Он пришел в Завидово в полдень, прошагав от станции до села без малого семнадцать верст. Остановился у крайних изб, что принадвинулись к самым заливным лугам, названным почему-то Малыми, хотя они куда обширнее тех, что подступали к селению с противоположной стороны и были наречены Большими. Авдей остановился, снял линялую, отороченную по краям темною от пота и грязи каймой, засаленную пилотку, тщательно вытер ею вспотевшее вдруг лицо, долго еще протирал неожиданно заслезившиеся глаза, зачем-то глянул на часы и удивился, что все семнадцать верст оставил позади себя за каких-то неполных два часа. «Должно быть, старая пехотинская привычка сказалась, — удовлетворенно подумал он. — Настоящий марш-бросок, да еще с полной боевой выкладкой!» — И он встряхнул за спиной пузатый, чем-то туго набитый, такой же, как пилотка, вылинявший вещмешок.

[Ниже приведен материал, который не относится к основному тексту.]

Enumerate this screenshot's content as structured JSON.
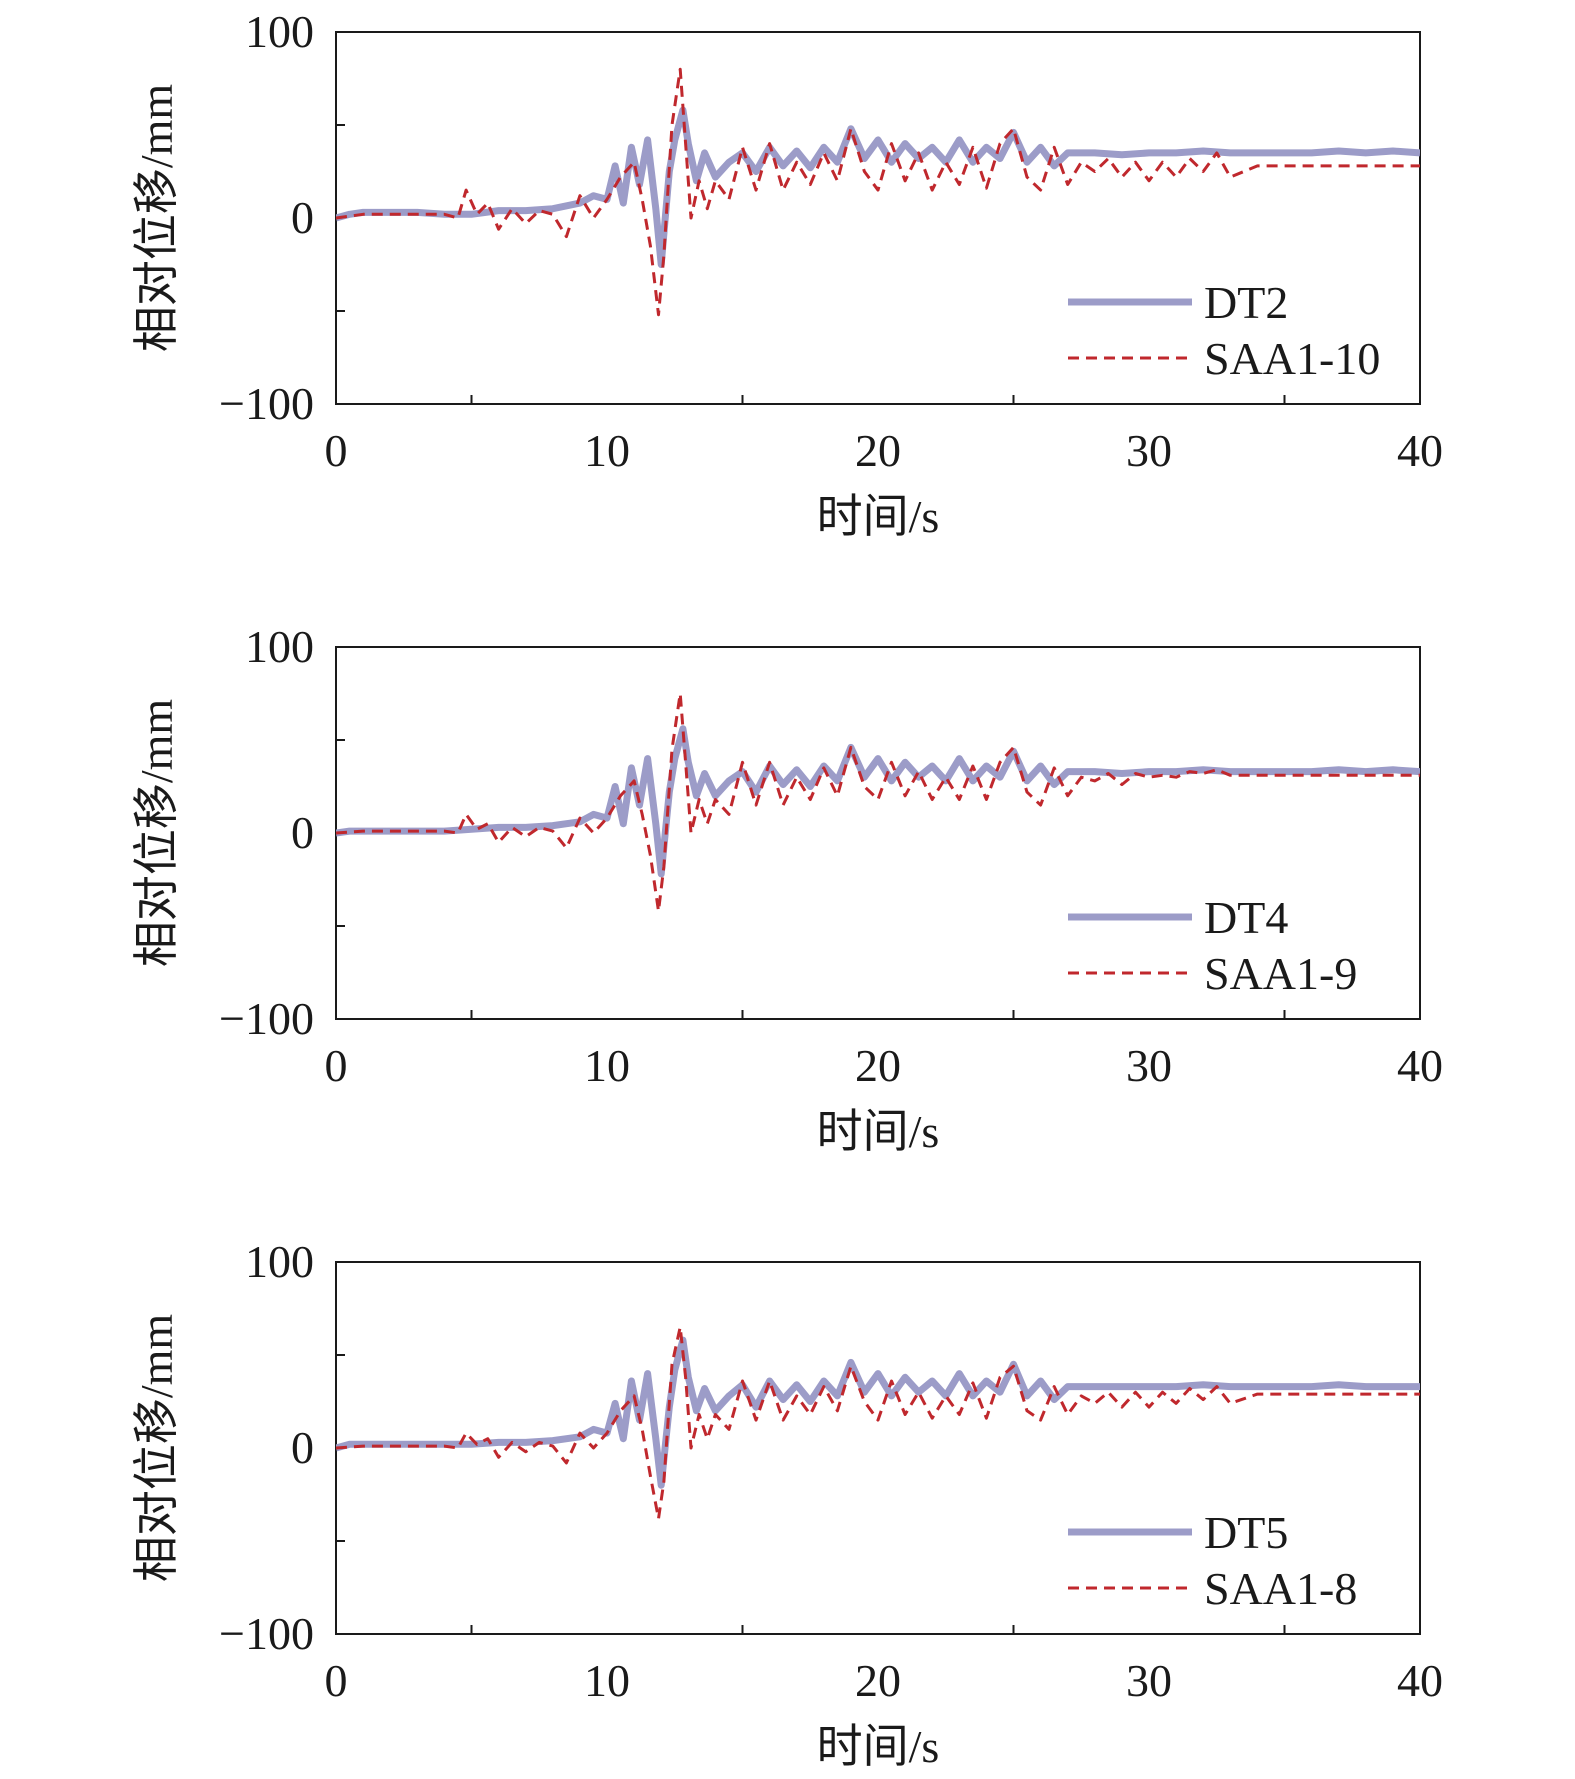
{
  "colors": {
    "dt_series": "#9c9cc8",
    "saa_series": "#c0282d",
    "axes": "#1a1a1a"
  },
  "chart_data": [
    {
      "type": "line",
      "xlabel": "时间/s",
      "ylabel": "相对位移/mm",
      "xlim": [
        0,
        40
      ],
      "ylim": [
        -100,
        100
      ],
      "xticks": [
        0,
        10,
        20,
        30,
        40
      ],
      "yticks": [
        -100,
        0,
        100
      ],
      "grid": false,
      "legend_position": "bottom-right",
      "series": [
        {
          "name": "DT2",
          "style": "solid-thick",
          "x": [
            0,
            0.5,
            1,
            2,
            3,
            4,
            5,
            6,
            7,
            8,
            9,
            9.5,
            10,
            10.3,
            10.6,
            10.9,
            11.2,
            11.5,
            11.8,
            12.0,
            12.3,
            12.5,
            12.8,
            13.0,
            13.3,
            13.6,
            14.0,
            14.5,
            15.0,
            15.5,
            16.0,
            16.5,
            17.0,
            17.5,
            18.0,
            18.5,
            19.0,
            19.5,
            20.0,
            20.5,
            21.0,
            21.5,
            22.0,
            22.5,
            23.0,
            23.5,
            24.0,
            24.5,
            25.0,
            25.5,
            26.0,
            26.5,
            27.0,
            28,
            29,
            30,
            31,
            32,
            33,
            34,
            35,
            36,
            37,
            38,
            39,
            40
          ],
          "y": [
            0,
            2,
            3,
            3,
            3,
            2,
            2,
            4,
            4,
            5,
            8,
            12,
            10,
            28,
            8,
            38,
            18,
            42,
            5,
            -25,
            25,
            42,
            58,
            40,
            20,
            35,
            22,
            30,
            35,
            25,
            38,
            28,
            36,
            27,
            38,
            30,
            48,
            32,
            42,
            30,
            40,
            32,
            38,
            30,
            42,
            30,
            38,
            32,
            46,
            30,
            38,
            28,
            35,
            35,
            34,
            35,
            35,
            36,
            35,
            35,
            35,
            35,
            36,
            35,
            36,
            35
          ]
        },
        {
          "name": "SAA1-10",
          "style": "dashed",
          "x": [
            0,
            1,
            2,
            3,
            4,
            4.5,
            4.8,
            5.2,
            5.6,
            6.0,
            6.5,
            7.0,
            7.5,
            8.0,
            8.5,
            9.0,
            9.5,
            10.0,
            10.5,
            11.0,
            11.3,
            11.6,
            11.9,
            12.1,
            12.4,
            12.7,
            12.9,
            13.1,
            13.4,
            13.7,
            14.0,
            14.5,
            15.0,
            15.5,
            16.0,
            16.5,
            17.0,
            17.5,
            18.0,
            18.5,
            19.0,
            19.5,
            20.0,
            20.5,
            21.0,
            21.5,
            22.0,
            22.5,
            23.0,
            23.5,
            24.0,
            24.5,
            25.0,
            25.5,
            26.0,
            26.5,
            27.0,
            27.5,
            28.0,
            28.5,
            29.0,
            29.5,
            30.0,
            30.5,
            31.0,
            31.5,
            32.0,
            32.5,
            33.0,
            34,
            35,
            36,
            37,
            38,
            39,
            40
          ],
          "y": [
            0,
            2,
            2,
            2,
            2,
            0,
            15,
            2,
            8,
            -6,
            5,
            -3,
            4,
            2,
            -10,
            12,
            0,
            10,
            22,
            30,
            10,
            -15,
            -52,
            -20,
            50,
            80,
            40,
            0,
            20,
            5,
            20,
            10,
            38,
            15,
            40,
            15,
            30,
            18,
            35,
            20,
            48,
            25,
            15,
            40,
            20,
            35,
            15,
            30,
            18,
            38,
            16,
            40,
            48,
            22,
            15,
            38,
            18,
            30,
            25,
            32,
            22,
            30,
            20,
            30,
            22,
            32,
            25,
            35,
            22,
            28,
            28,
            28,
            28,
            28,
            28,
            28
          ]
        }
      ]
    },
    {
      "type": "line",
      "xlabel": "时间/s",
      "ylabel": "相对位移/mm",
      "xlim": [
        0,
        40
      ],
      "ylim": [
        -100,
        100
      ],
      "xticks": [
        0,
        10,
        20,
        30,
        40
      ],
      "yticks": [
        -100,
        0,
        100
      ],
      "grid": false,
      "legend_position": "bottom-right",
      "series": [
        {
          "name": "DT4",
          "style": "solid-thick",
          "x": [
            0,
            0.5,
            1,
            2,
            3,
            4,
            5,
            6,
            7,
            8,
            9,
            9.5,
            10,
            10.3,
            10.6,
            10.9,
            11.2,
            11.5,
            11.8,
            12.0,
            12.3,
            12.5,
            12.8,
            13.0,
            13.3,
            13.6,
            14.0,
            14.5,
            15.0,
            15.5,
            16.0,
            16.5,
            17.0,
            17.5,
            18.0,
            18.5,
            19.0,
            19.5,
            20.0,
            20.5,
            21.0,
            21.5,
            22.0,
            22.5,
            23.0,
            23.5,
            24.0,
            24.5,
            25.0,
            25.5,
            26.0,
            26.5,
            27.0,
            28,
            29,
            30,
            31,
            32,
            33,
            34,
            35,
            36,
            37,
            38,
            39,
            40
          ],
          "y": [
            0,
            1,
            1,
            1,
            1,
            1,
            2,
            3,
            3,
            4,
            6,
            10,
            8,
            25,
            5,
            35,
            15,
            40,
            5,
            -22,
            22,
            40,
            56,
            38,
            20,
            32,
            20,
            28,
            33,
            22,
            36,
            26,
            34,
            25,
            36,
            28,
            46,
            30,
            40,
            28,
            38,
            30,
            36,
            28,
            40,
            28,
            36,
            30,
            44,
            28,
            36,
            26,
            33,
            33,
            32,
            33,
            33,
            34,
            33,
            33,
            33,
            33,
            34,
            33,
            34,
            33
          ]
        },
        {
          "name": "SAA1-9",
          "style": "dashed",
          "x": [
            0,
            1,
            2,
            3,
            4,
            4.5,
            4.8,
            5.2,
            5.6,
            6.0,
            6.5,
            7.0,
            7.5,
            8.0,
            8.5,
            9.0,
            9.5,
            10.0,
            10.5,
            11.0,
            11.3,
            11.6,
            11.9,
            12.1,
            12.4,
            12.7,
            12.9,
            13.1,
            13.4,
            13.7,
            14.0,
            14.5,
            15.0,
            15.5,
            16.0,
            16.5,
            17.0,
            17.5,
            18.0,
            18.5,
            19.0,
            19.5,
            20.0,
            20.5,
            21.0,
            21.5,
            22.0,
            22.5,
            23.0,
            23.5,
            24.0,
            24.5,
            25.0,
            25.5,
            26.0,
            26.5,
            27.0,
            27.5,
            28.0,
            28.5,
            29.0,
            29.5,
            30.0,
            30.5,
            31.0,
            31.5,
            32.0,
            32.5,
            33.0,
            34,
            35,
            36,
            37,
            38,
            39,
            40
          ],
          "y": [
            0,
            1,
            1,
            1,
            1,
            0,
            10,
            2,
            5,
            -5,
            3,
            -2,
            3,
            1,
            -8,
            8,
            0,
            8,
            20,
            28,
            10,
            -12,
            -42,
            -18,
            45,
            75,
            38,
            0,
            18,
            5,
            18,
            10,
            38,
            15,
            38,
            15,
            30,
            18,
            35,
            20,
            46,
            25,
            18,
            38,
            20,
            33,
            18,
            30,
            18,
            36,
            18,
            38,
            46,
            22,
            15,
            35,
            20,
            30,
            28,
            32,
            26,
            32,
            30,
            31,
            30,
            33,
            32,
            34,
            31,
            31,
            31,
            31,
            31,
            31,
            31,
            31
          ]
        }
      ]
    },
    {
      "type": "line",
      "xlabel": "时间/s",
      "ylabel": "相对位移/mm",
      "xlim": [
        0,
        40
      ],
      "ylim": [
        -100,
        100
      ],
      "xticks": [
        0,
        10,
        20,
        30,
        40
      ],
      "yticks": [
        -100,
        0,
        100
      ],
      "grid": false,
      "legend_position": "bottom-right",
      "series": [
        {
          "name": "DT5",
          "style": "solid-thick",
          "x": [
            0,
            0.5,
            1,
            2,
            3,
            4,
            5,
            6,
            7,
            8,
            9,
            9.5,
            10,
            10.3,
            10.6,
            10.9,
            11.2,
            11.5,
            11.8,
            12.0,
            12.3,
            12.5,
            12.8,
            13.0,
            13.3,
            13.6,
            14.0,
            14.5,
            15.0,
            15.5,
            16.0,
            16.5,
            17.0,
            17.5,
            18.0,
            18.5,
            19.0,
            19.5,
            20.0,
            20.5,
            21.0,
            21.5,
            22.0,
            22.5,
            23.0,
            23.5,
            24.0,
            24.5,
            25.0,
            25.5,
            26.0,
            26.5,
            27.0,
            28,
            29,
            30,
            31,
            32,
            33,
            34,
            35,
            36,
            37,
            38,
            39,
            40
          ],
          "y": [
            0,
            2,
            2,
            2,
            2,
            2,
            2,
            3,
            3,
            4,
            6,
            10,
            8,
            24,
            5,
            36,
            15,
            40,
            5,
            -20,
            22,
            42,
            58,
            38,
            20,
            32,
            20,
            28,
            34,
            22,
            36,
            26,
            34,
            25,
            36,
            28,
            46,
            30,
            40,
            28,
            38,
            30,
            36,
            28,
            40,
            28,
            36,
            30,
            45,
            28,
            36,
            26,
            33,
            33,
            33,
            33,
            33,
            34,
            33,
            33,
            33,
            33,
            34,
            33,
            33,
            33
          ]
        },
        {
          "name": "SAA1-8",
          "style": "dashed",
          "x": [
            0,
            1,
            2,
            3,
            4,
            4.5,
            4.8,
            5.2,
            5.6,
            6.0,
            6.5,
            7.0,
            7.5,
            8.0,
            8.5,
            9.0,
            9.5,
            10.0,
            10.5,
            11.0,
            11.3,
            11.6,
            11.9,
            12.1,
            12.4,
            12.7,
            12.9,
            13.1,
            13.4,
            13.7,
            14.0,
            14.5,
            15.0,
            15.5,
            16.0,
            16.5,
            17.0,
            17.5,
            18.0,
            18.5,
            19.0,
            19.5,
            20.0,
            20.5,
            21.0,
            21.5,
            22.0,
            22.5,
            23.0,
            23.5,
            24.0,
            24.5,
            25.0,
            25.5,
            26.0,
            26.5,
            27.0,
            27.5,
            28.0,
            28.5,
            29.0,
            29.5,
            30.0,
            30.5,
            31.0,
            31.5,
            32.0,
            32.5,
            33.0,
            34,
            35,
            36,
            37,
            38,
            39,
            40
          ],
          "y": [
            0,
            1,
            1,
            1,
            1,
            0,
            8,
            2,
            5,
            -5,
            3,
            -2,
            3,
            1,
            -8,
            8,
            0,
            8,
            20,
            28,
            10,
            -15,
            -38,
            -18,
            45,
            65,
            38,
            0,
            18,
            5,
            18,
            10,
            36,
            15,
            36,
            15,
            28,
            18,
            33,
            20,
            44,
            25,
            15,
            36,
            18,
            30,
            16,
            28,
            18,
            35,
            16,
            38,
            44,
            20,
            15,
            33,
            18,
            28,
            24,
            30,
            22,
            30,
            22,
            30,
            24,
            32,
            26,
            33,
            24,
            29,
            29,
            29,
            29,
            29,
            29,
            29
          ]
        }
      ]
    }
  ]
}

До вечера мать и сестры, забаррикадировавшись на своем подворье, ревниво оберегали его от нашествия других родственников, от знакомых, а в особенности от фронтовиков, вернувшихся в Завидово раньше Авдея и теперь встречавших очередного и, в общем-то, очень редкого счастливца всенепременным трехдневным, а то и недельным загулом.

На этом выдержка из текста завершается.